Paul Byerly June 10, 2015 at 7:55 am

@sunny-dee RCA is a new term, and a good one, thanks.
I agree there are situations where there is no answer to why, or at least not one we can comprehend. Learning to be okay with not knowing is a good skill to develop!
Paul Byerly recently posted…A Public BlessingMy Profile


Kay June 17, 2015 at 8:46 am

Could this be the reason my husband is so grumpy about spending time with my family? He is not a grumpy person, but I honestly cannot remember a single time that we have spent time with my family without him being grumpy both before and after. For example, we have an important family wedding out of town this weekend and he has done nothing but complain about how expensive the baby sitter is going to be (so much so my parents offered to pay) and how it sucks that it is on Father’s Day weekend so he can’t even have a relaxing day with his family because we will be traveling, etc etc. Is it just that he would rather do anything else than spend time with my family, even though he won’t come out and say that? Like I am high-jacking his weekend by forcing him to go to a wedding (that is extremely important to me)?
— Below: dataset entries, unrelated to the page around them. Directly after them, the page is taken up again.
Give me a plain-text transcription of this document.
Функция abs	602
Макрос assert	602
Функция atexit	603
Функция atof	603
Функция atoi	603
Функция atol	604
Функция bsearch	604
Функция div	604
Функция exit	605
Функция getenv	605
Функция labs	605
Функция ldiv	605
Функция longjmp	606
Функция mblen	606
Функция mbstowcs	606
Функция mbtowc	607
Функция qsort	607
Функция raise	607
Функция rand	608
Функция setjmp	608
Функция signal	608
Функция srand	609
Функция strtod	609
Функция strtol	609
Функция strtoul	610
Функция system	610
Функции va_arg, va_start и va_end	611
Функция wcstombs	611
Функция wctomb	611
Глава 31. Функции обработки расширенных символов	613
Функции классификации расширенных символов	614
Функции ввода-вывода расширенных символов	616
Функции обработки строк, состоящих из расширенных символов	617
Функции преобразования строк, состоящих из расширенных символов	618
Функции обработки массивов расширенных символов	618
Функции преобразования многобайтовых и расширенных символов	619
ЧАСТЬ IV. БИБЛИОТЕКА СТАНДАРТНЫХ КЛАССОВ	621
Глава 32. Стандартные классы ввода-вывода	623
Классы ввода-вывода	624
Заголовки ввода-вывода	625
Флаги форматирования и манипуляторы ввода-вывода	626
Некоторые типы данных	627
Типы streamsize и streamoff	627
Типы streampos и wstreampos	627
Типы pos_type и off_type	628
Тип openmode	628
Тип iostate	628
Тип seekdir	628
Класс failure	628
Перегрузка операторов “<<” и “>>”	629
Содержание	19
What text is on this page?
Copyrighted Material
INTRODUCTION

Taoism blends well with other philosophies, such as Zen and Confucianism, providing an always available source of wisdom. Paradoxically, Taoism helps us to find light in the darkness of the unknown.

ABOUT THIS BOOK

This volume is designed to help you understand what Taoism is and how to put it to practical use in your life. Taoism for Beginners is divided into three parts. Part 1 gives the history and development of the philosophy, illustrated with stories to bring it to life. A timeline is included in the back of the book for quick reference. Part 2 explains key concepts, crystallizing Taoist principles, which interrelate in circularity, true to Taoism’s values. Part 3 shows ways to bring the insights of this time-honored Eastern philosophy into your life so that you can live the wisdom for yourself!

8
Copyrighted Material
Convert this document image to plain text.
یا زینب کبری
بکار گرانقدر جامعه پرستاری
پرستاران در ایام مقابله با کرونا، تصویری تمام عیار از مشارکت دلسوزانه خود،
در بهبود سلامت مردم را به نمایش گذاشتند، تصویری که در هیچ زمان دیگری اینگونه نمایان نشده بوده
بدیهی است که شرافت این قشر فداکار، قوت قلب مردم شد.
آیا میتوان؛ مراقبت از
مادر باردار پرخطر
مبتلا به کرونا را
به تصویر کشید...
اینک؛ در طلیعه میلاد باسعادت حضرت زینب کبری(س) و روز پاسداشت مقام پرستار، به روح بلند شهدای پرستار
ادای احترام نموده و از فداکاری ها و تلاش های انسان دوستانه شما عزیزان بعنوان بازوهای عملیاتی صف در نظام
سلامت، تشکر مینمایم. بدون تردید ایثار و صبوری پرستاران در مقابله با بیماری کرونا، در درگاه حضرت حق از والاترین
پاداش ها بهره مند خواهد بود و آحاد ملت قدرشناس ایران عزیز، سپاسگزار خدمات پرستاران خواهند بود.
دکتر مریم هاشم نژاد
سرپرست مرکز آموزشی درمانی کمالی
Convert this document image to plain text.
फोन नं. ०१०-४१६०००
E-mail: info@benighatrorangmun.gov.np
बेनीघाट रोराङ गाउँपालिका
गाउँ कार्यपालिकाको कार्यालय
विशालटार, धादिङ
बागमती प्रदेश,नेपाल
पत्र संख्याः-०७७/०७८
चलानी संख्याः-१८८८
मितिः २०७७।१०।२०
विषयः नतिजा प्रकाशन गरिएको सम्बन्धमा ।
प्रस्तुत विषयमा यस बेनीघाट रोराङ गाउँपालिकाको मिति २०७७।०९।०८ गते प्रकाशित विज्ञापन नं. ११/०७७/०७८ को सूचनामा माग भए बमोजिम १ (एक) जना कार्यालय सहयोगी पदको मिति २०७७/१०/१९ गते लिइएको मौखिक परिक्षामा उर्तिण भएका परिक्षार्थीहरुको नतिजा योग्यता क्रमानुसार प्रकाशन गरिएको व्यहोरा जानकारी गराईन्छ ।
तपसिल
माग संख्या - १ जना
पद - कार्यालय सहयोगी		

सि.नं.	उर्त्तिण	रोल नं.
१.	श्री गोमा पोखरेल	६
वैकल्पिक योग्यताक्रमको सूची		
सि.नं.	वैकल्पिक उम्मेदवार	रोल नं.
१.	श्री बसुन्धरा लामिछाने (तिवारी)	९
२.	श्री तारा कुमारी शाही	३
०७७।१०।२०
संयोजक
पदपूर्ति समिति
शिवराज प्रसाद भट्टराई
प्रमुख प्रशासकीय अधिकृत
I do think I need to draw his attention to this grumpiness surrounding my family, however. It is a pattern. And it is so hurtful. I don’t think he realizes that it feels to me like a rejection of my family, and a rejection of my family is basically a rejection of me too. I can’t make him like my family, but it is still important to spend time with them on rare occasions and I don’t think it is too much to ask that he stop being so grumpy about it. We see my family maybe three times a year (and his almost every day).


Paul Byerly June 17, 2015 at 8:57 pm

@Kay – Given what you’ve said I think you have nailed it. He may or may not have made the connection – it’s amazing how blind we can be to our own motivations and actions.

I would address it with him – after the wedding. Maybe start with more general questions about how he feels about your family, then mention his out of character grumpiness related to spending time with them.